Le renseignement doit donc infiltrer des réseaux d’informations, mais doit aussi savoir les pénétrer pour les intoxiquer par de fausses informations. Daniel Martin souligne qu’il fait là un tableau quelque peu provocateur, mais que sa démarche est volontaire, afin d’insister sur le fait qu’il est essentiel de tenir un discours cohérent, de parler d’une seule voix sur la scène internationale. Mais également ne pas oublier la « valeur ajoutée » du renseignement sur la scène économique, afin de protéger les savoirs-faires et les industries français. En un mot, il faut comprendre le plus vite possible le monde qui bouge sans arrêt pour être capable de faire face dans les meilleures conditions possibles à l’avenir.

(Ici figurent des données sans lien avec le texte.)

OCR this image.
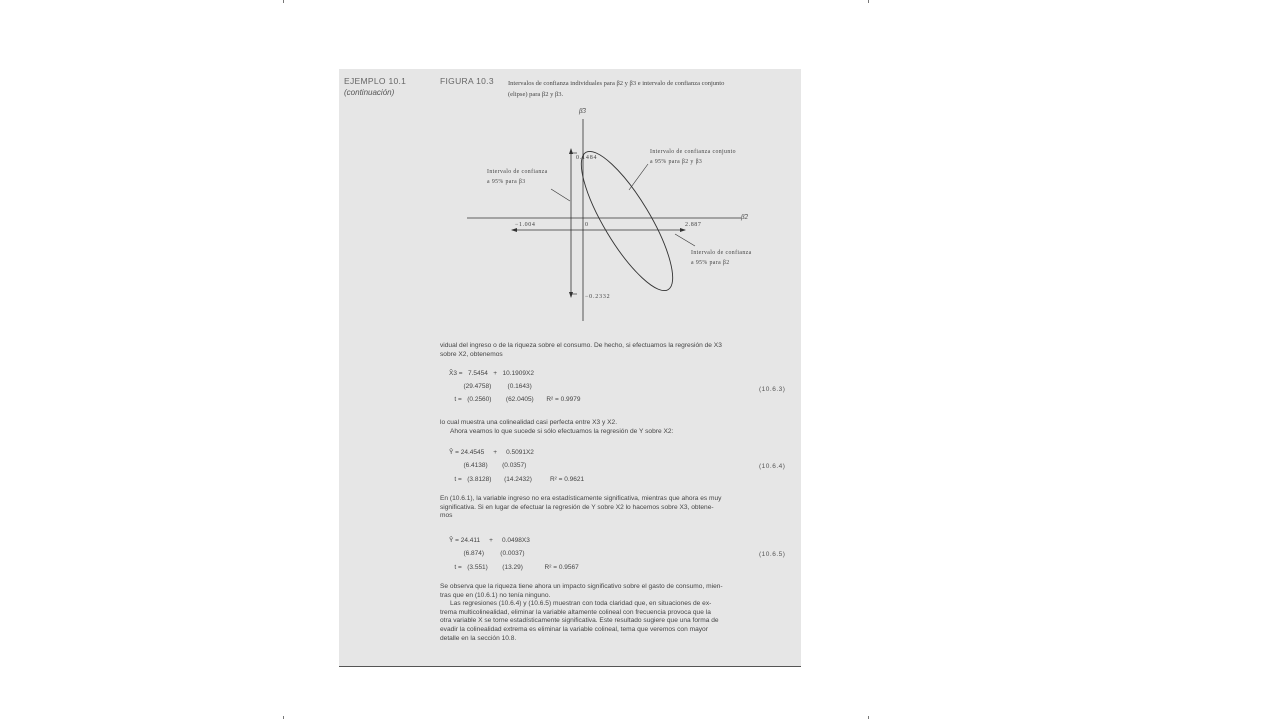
EJEMPLO 10.1
(continuación)
FIGURA 10.3 Intervalos de confianza individuales para β2 y β3 e intervalo de confianza conjunto
(elipse) para β2 y β3.
β̂3
β̂2
0.1484
−0.2332
−1.004	0	2.887
Intervalo de confianza conjunto
a 95% para β2 y β3
Intervalo de confianza
a 95% para β3
Intervalo de confianza
a 95% para β2
vidual del ingreso o de la riqueza sobre el consumo. De hecho, si efectuamos la regresión de X3
sobre X2, obtenemos
X̂3 =   7.5454   +   10.1909X2
(29.4758)         (0.1643)
t =   (0.2560)        (62.0405)       R² = 0.9979
(10.6.3)
lo cual muestra una colinealidad casi perfecta entre X3 y X2.
Ahora veamos lo que sucede si sólo efectuamos la regresión de Y sobre X2:
Ŷ = 24.4545     +     0.5091X2
(6.4138)        (0.0357)
t =   (3.8128)       (14.2432)          R² = 0.9621
(10.6.4)
En (10.6.1), la variable ingreso no era estadísticamente significativa, mientras que ahora es muy
significativa. Si en lugar de efectuar la regresión de Y sobre X2 lo hacemos sobre X3, obtene-
mos
Ŷ = 24.411     +     0.0498X3
(6.874)         (0.0037)
t =   (3.551)        (13.29)            R² = 0.9567
(10.6.5)
Se observa que la riqueza tiene ahora un impacto significativo sobre el gasto de consumo, mien-
tras que en (10.6.1) no tenía ninguno.
Las regresiones (10.6.4) y (10.6.5) muestran con toda claridad que, en situaciones de ex-
trema multicolinealidad, eliminar la variable altamente colineal con frecuencia provoca que la
otra variable X se torne estadísticamente significativa. Este resultado sugiere que una forma de
evadir la colinealidad extrema es eliminar la variable colineal, tema que veremos con mayor
detalle en la sección 10.8.
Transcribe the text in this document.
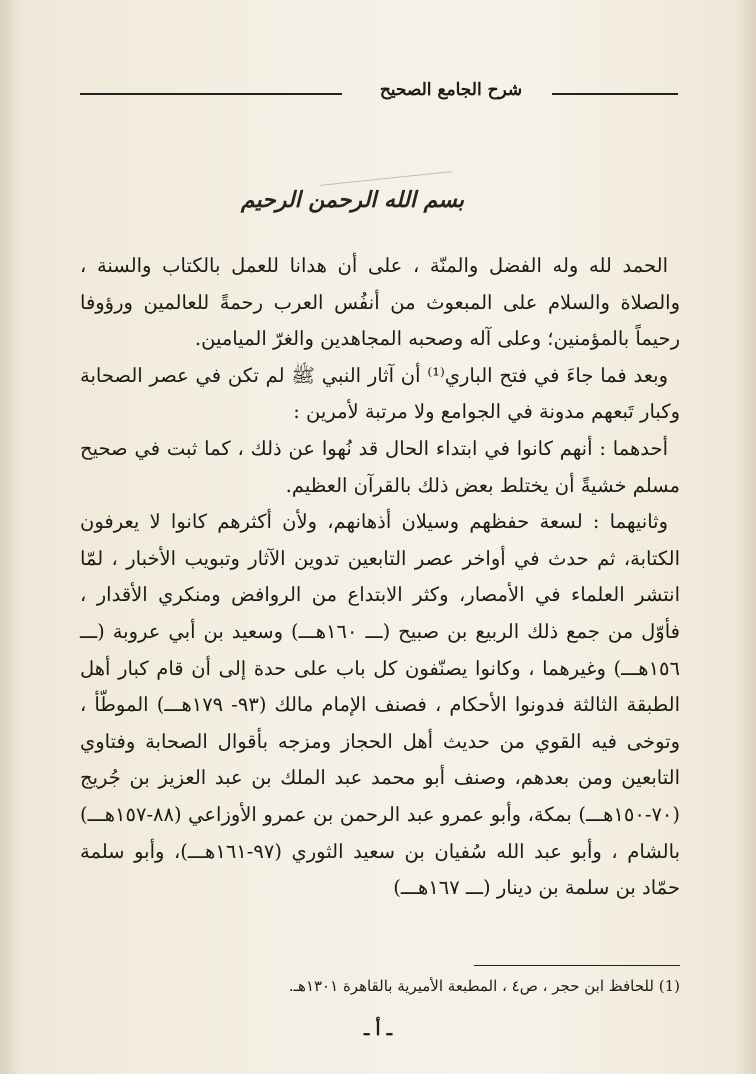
شرح الجامع الصحيح
بسم الله الرحمن الرحيم

الحمد لله وله الفضل والمنّة ، على أن هدانا للعمل بالكتاب والسنة ، والصلاة والسلام على المبعوث من أنفُس العرب رحمةً للعالمين ورؤوفا رحيماً بالمؤمنين؛ وعلى آله وصحبه المجاهدين والغرّ الميامين.

وبعد فما جاءَ في فتح الباري⁽¹⁾ أن آثار النبي ﷺ لم تكن في عصر الصحابة وكبار تَبعهم مدونة في الجوامع ولا مرتبة لأمرين :

أحدهما : أنهم كانوا في ابتداء الحال قد نُهوا عن ذلك ، كما ثبت في صحيح مسلم خشيةً أن يختلط بعض ذلك بالقرآن العظيم.

وثانيهما : لسعة حفظهم وسيلان أذهانهم، ولأن أكثرهم كانوا لا يعرفون الكتابة، ثم حدث في أواخر عصر التابعين تدوين الآثار وتبويب الأخبار ، لمّا انتشر العلماء في الأمصار، وكثر الابتداع من الروافض ومنكري الأقدار ، فأوّل من جمع ذلك الربيع بن صبيح (ـــ ١٦٠هـــ) وسعيد بن أبي عروبة (ـــ ١٥٦هـــ) وغيرهما ، وكانوا يصنّفون كل باب على حدة إلى أن قام كبار أهل الطبقة الثالثة فدونوا الأحكام ، فصنف الإمام مالك (٩٣- ١٧٩هـــ) الموطّأ ، وتوخى فيه القوي من حديث أهل الحجاز ومزجه بأقوال الصحابة وفتاوي التابعين ومن بعدهم، وصنف أبو محمد عبد الملك بن عبد العزيز بن جُريج (٧٠-١٥٠هـــ) بمكة، وأبو عمرو عبد الرحمن بن عمرو الأوزاعي (٨٨-١٥٧هـــ) بالشام ، وأبو عبد الله سُفيان بن سعيد الثوري (٩٧-١٦١هـــ)، وأبو سلمة حمّاد بن سلمة بن دينار (ـــ ١٦٧هـــ)

(1) للحافظ ابن حجر ، ص٤ ، المطبعة الأميرية بالقاهرة ١٣٠١هـ.
ـ أ ـ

Et pour cela, il est nécessaire de ne pas reposer entièrement le renseignement sur les progrès technologiques, mais bien de favoriser les relations humaines. Et ce, notamment dans le monde de la recherche et du développement. Il ne faut pas non plus sous-estimer le rôle des renseignements des autres pays. A titre d’exemple, Daniel Martin explique que tous les asiatiques doivent remplir un rapport dès leur retour dans leur pays.
Il existe à la fois un monde du visible et un monde de l’invisible dans le renseignement et la quête des informations. Mais il ne faut pas s’y tromper : aujourd’hui 95 % de l’information est disponible de façon ouverte (le réseau Internet est une source d’une masse colossale d’informations). Le problème n’est pas tant les moyens déployés pour trouver l’information, mais avant tout de sélectionner l’information dans toute ce flux. Plus encore, de trouver ce qui peut être intéressant avant même que le politique ne le demande ! L’enjeu est de comprendre le plus vite possible les évolutions du monde.

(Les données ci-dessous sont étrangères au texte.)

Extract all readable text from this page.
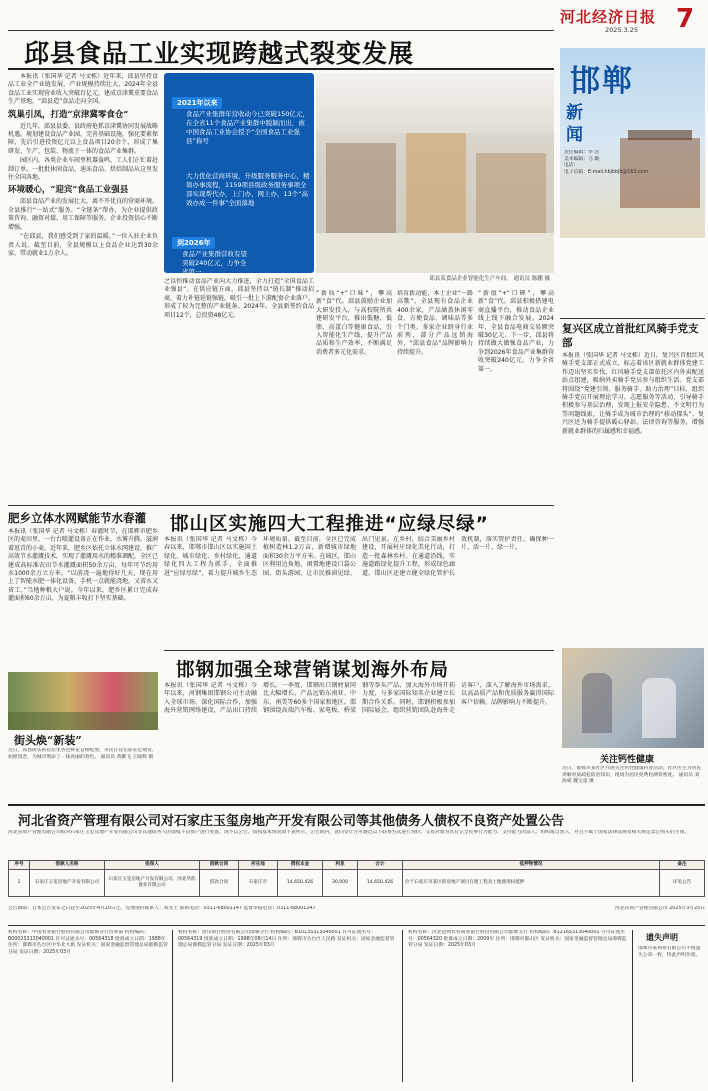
河北经济日报
2025.3.25 7
邱县食品工业实现跨越式裂变发展

本报讯（张国华 记者 马文栋）近年来，邱县坚持食品工业全产业链发展，产业规模持续壮大，2024年全县食品工业实现营业收入突破百亿元，建成京津冀重要食品生产基地，“邱县造”食品走向全国。

筑巢引凤，打造“京津冀零食仓”

近几年，邱县县委、县政府抢抓京津冀协同发展战略机遇，规划建设食品产业园，完善基础设施，强化要素保障，先后引进投资亿元以上食品项目20余个，形成了集研发、生产、包装、物流于一体的食品产业集群。

园区内，各类企业车间里机器轰鸣，工人们正忙着赶制订单。一批批休闲食品、速冻食品、烘焙制品从这里发往全国各地。

环境暖心，“迎宾”食品工业强县

邱县食品产业的发展壮大，离不开优良的营商环境。全县推行“一站式”服务、“全链条”帮办，为企业提供政策咨询、融资对接、用工保障等服务。企业投资信心不断增强。

“在邱县，我们感受到了家的温暖。”一位入驻企业负责人说。截至目前，全县规模以上食品企业达到30余家，带动就业1万余人。

2021年以来
食品产业集群年营收动今已突破150亿元，在全省11个食品产业集群中脱颖而出，被中国食品工业协会授予“全国食品工业强县”称号
大力优化营商环境，升级服务服务中心，精简办事流程，1159项县级政务服务事项全部实现帮代办，上门办、网上办，13个“高效办成一件事”全面落地
到2026年
食品产业集群营收有望突破240亿元，力争全省第一
邱县某食品企业智能化生产车间。 通讯员 陈鹏 摄
之以恒推动食品产业向大力推进，全力打造“全国食品工业强县”。在供应链方面，邱县坚持以“链长制”推动招商，着力补链延链强链，吸引一批上下游配套企业落户，形成了较为完整的产业链条。2024年，全县新签约食品项目12个，总投资48亿元。
“新质”+“口味”，攀高新“食”代。邱县鼓励企业加大研发投入，与高校院所共建研发平台，推出低糖、低脂、高蛋白等健康食品，引入智能化生产线，提升产品品质和生产效率，不断满足消费者多元化需求。
培育新动能，本土企业“一路高歌”。全县现有食品企业400余家，产品涵盖休闲零食、方便食品、调味品等多个门类，多家企业跻身行业前列，部分产品远销海外，“邱县食品”品牌影响力持续提升。
“新值”+“口碑”，攀高新“食”代。邱县积极搭建电商直播平台，推动食品企业线上线下融合发展。2024年，全县食品电商交易额突破30亿元。下一步，邱县将持续做大做强食品产业，力争到2026年食品产业集群营收突破240亿元，力争全省第一。
邯郸
新闻
责任编辑：李 达
美术编辑：马 璐
电话：
电子信箱：E-mail.hbjbbjb@163.com
复兴区成立首批红风骑手党支部
本报讯（张国华 记者 马文栋）近日，复兴区首批红风骑手党支部正式成立，标志着该区新就业群体党建工作迈出坚实步伐。红风骑手党支部依托区内外卖配送站点组建，吸纳外卖骑手党员参与组织生活。党支部将围绕“党建引领、服务骑手、助力治理”目标，组织骑手党员开展理论学习、志愿服务等活动，引导骑手积极参与基层治理，发现上报安全隐患、不文明行为等问题线索，让骑手成为城市治理的“移动探头”。复兴区还为骑手提供暖心驿站、法律咨询等服务，增强新就业群体的归属感和幸福感。
关注钙性健康
近日，邯郸市某社区开展关注钙性健康科普活动，社区医生为居民讲解骨质疏松防治知识，现场为居民免费检测骨密度。 通讯员 刘海威 魏宝童 摄
肥乡立体水网赋能节水春灌
本报讯（张国华 记者 马文栋）春灌时节，在邯郸市肥乡区的麦田里，一台台喷灌设备正在作业，水雾升腾，滋润着返青的小麦。近年来，肥乡区依托立体水网建设，推广高效节水灌溉技术，实现了灌溉用水的精准调配。全区已建成高标准农田节水灌溉面积50余万亩，每年可节约用水1000余万立方米。“以前浇一遍地得好几天，现在用上了智能水肥一体化设备，手机一点就能浇地，又省水又省工。”当地种粮大户说。今年以来，肥乡区累计完成春灌面积60余万亩，为夏粮丰收打下坚实基础。
街头焕“新装”
近日，邱县街头的花坛里各色鲜花竞相绽放，市民在花坛前驻足观赏、拍照留念，为城市增添了一抹亮丽的春色。 通讯员 黄鹏飞 王晓辉 摄
邯山区实施四大工程推进“应绿尽绿”
本报讯（张国华 记者 马文栋）今春以来，邯郸市邯山区以实施国土绿化、城市绿化、乡村绿化、通道绿化四大工程为抓手，全面推进“应绿尽绿”，着力提升城乡生态环境质量。截至目前，全区已完成植树造林1.2万亩，新增城市绿地面积30余万平方米。在城区，邯山区利用边角地、闲置地建设口袋公园、街头游园，让市民推窗见绿、出门见景。在乡村，结合美丽乡村建设，开展村庄绿化美化行动，打造一批森林乡村。在通道沿线，实施道路绿化提升工程，形成绿色廊道。邯山区还建立健全绿化管护长效机制，落实管护责任，确保种一片、活一片、绿一片。
邯钢加强全球营销谋划海外布局
本报讯（张国华 记者 马文栋）今年以来，河钢集团邯钢公司主动融入全球市场，深化国际合作，加强海外营销网络建设，产品出口持续增长。一季度，邯钢出口钢材量同比大幅增长，产品远销东南亚、中东、南美等60多个国家和地区。邯钢围绕高端汽车板、家电板、桥梁钢等拳头产品，加大海外市场开拓力度，与多家国际知名企业建立长期合作关系。同时，邯钢积极参加国际展会，组织营销团队赴海外走访客户，深入了解海外市场需求，以高品质产品和优质服务赢得国际客户信赖，品牌影响力不断提升。
河北省资产管理有限公司对石家庄玉玺房地产开发有限公司等其他债务人债权不良资产处置公告
河北省资产管理有限公司拟对石家庄玉玺房地产开发有限公司等其他债务人的债权不良资产进行处置，现予以公告。债权基本情况如下表所示，公告期内，意向受让方可通过以下联系方式进行询价。交易对象为具有完全民事行为能力、支付能力的法人、组织或自然人，并且不属于国家法律法规及相关规定禁止购买的主体。
序号	借款人名称	担保人	借款合同	所在地	债权本金	利息	合计	抵押物情况	备注
1	石家庄玉玺房地产开发有限公司	石家庄玉玺房地产开发有限公司、河北华韵置业有限公司	借款合同	石家庄市	14,650,426	30,000	14,650,426	位于石家庄市某区的房地产项目在建工程及土地使用权抵押	详见公告
公告期限：自本公告发布之日起至2025年4月20日止。受理询价联系人：刘女士 联系电话：0311-68001147 监督举报电话：0311-68001247	河北省资产管理有限公司 2025年3月25日
机构名称：中国农业银行股份有限公司邯郸分行营业部 机构编码：B0002S313040001 许可证流水号：00564318 批准成立日期：1988年 住所：邯郸市丛台区中华北大街 发证机关：国家金融监督管理总局邯郸监管分局 发证日期：2025年03月
机构名称：唐山银行股份有限公司邯郸分行 机构编码：B1013S313040001 许可证流水号：00564319 批准成立日期：1998年08月14日 住所：邯郸市丛台区人民路 发证机关：国家金融监督管理总局邯郸监管分局 发证日期：2025年03月
机构名称：河北沧州农村商业银行股份有限公司邯郸支行 机构编码：B1216S313040001 许可证流水号：00564320 批准成立日期：2009年 住所：邯郸市邯山区 发证机关：国家金融监督管理总局邯郸监管分局 发证日期：2025年03月
遗失声明
邯郸市某商贸有限公司不慎遗失公章一枚，特此声明作废。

Les nouvelles technologies de l’information et de la communication (NTIC) sont donc à la fois un outil formidable et une menace car l’information est mise à disposition de tous les pays. C’est d’ailleurs un avantage bien compris par les criminels, surtout dans le contexte asymétrique. De bons services de renseignement sont donc nécessaires, surtout dans le contexte d’une compétition qui s’accélère.
Daniel Martin plaide pour une nouvelle géographie du renseignement, avec une mutualisation plus large des informations, en rappelant que la France ne représente qu’1 % de la population mondiale et se situe seulement au 6e ou 7e rang du PIB mondial (et l’OCDE prévoit une diminution du poids économique de la France dans les prochaines années). Une communauté européenne du renseignement permettrait de capitaliser les informations et les savoirs-faires afin de pouvoir prévenir les menaces actuelles et surtout à venir. Daniel Martin conclue en précisant que seuls ceux qui ne seront pas dotés de bons services de renseignement vont disparaître : il va falloir apprendre à mutualiser les ressources et à partager les informations. Pour reprendre le début de son argumentation, sur la mauvaise image des renseignements en France (mauvaise image nettement alimentée par les médias ainsi que le cinéma qui en donne une image caricaturale), il montre que les renseignements sont en quelque sorte le « petit cheval blanc » de la chanson de Brassens, mal aimé mais tellement nécessaire !
Débats :
Pouvez-vous nous éclairer sur le cas des carnets d’Yves Bertrand[v] ?
Daniel Martin : on pourrait également citer le cas de Philippe Rondot[vi]. De telles situations sont scandaleuses, même lamentables. Comment peut-on garder de telles notes, d’autant plus à son domicile ? C’est contraire à l’esprit de protection de l’information. On trouve toujours des cabinets noirs, mais il ne faut pas ternir l’image du renseignement pour autant ! C’est très loin de représenter la majorité des personnels. D’autant que cela contribue à la mauvaise image du renseignement. Il faut prendre garde à ne pas généraliser. D’ailleurs, dans ce domaine, la justice est très opératoire.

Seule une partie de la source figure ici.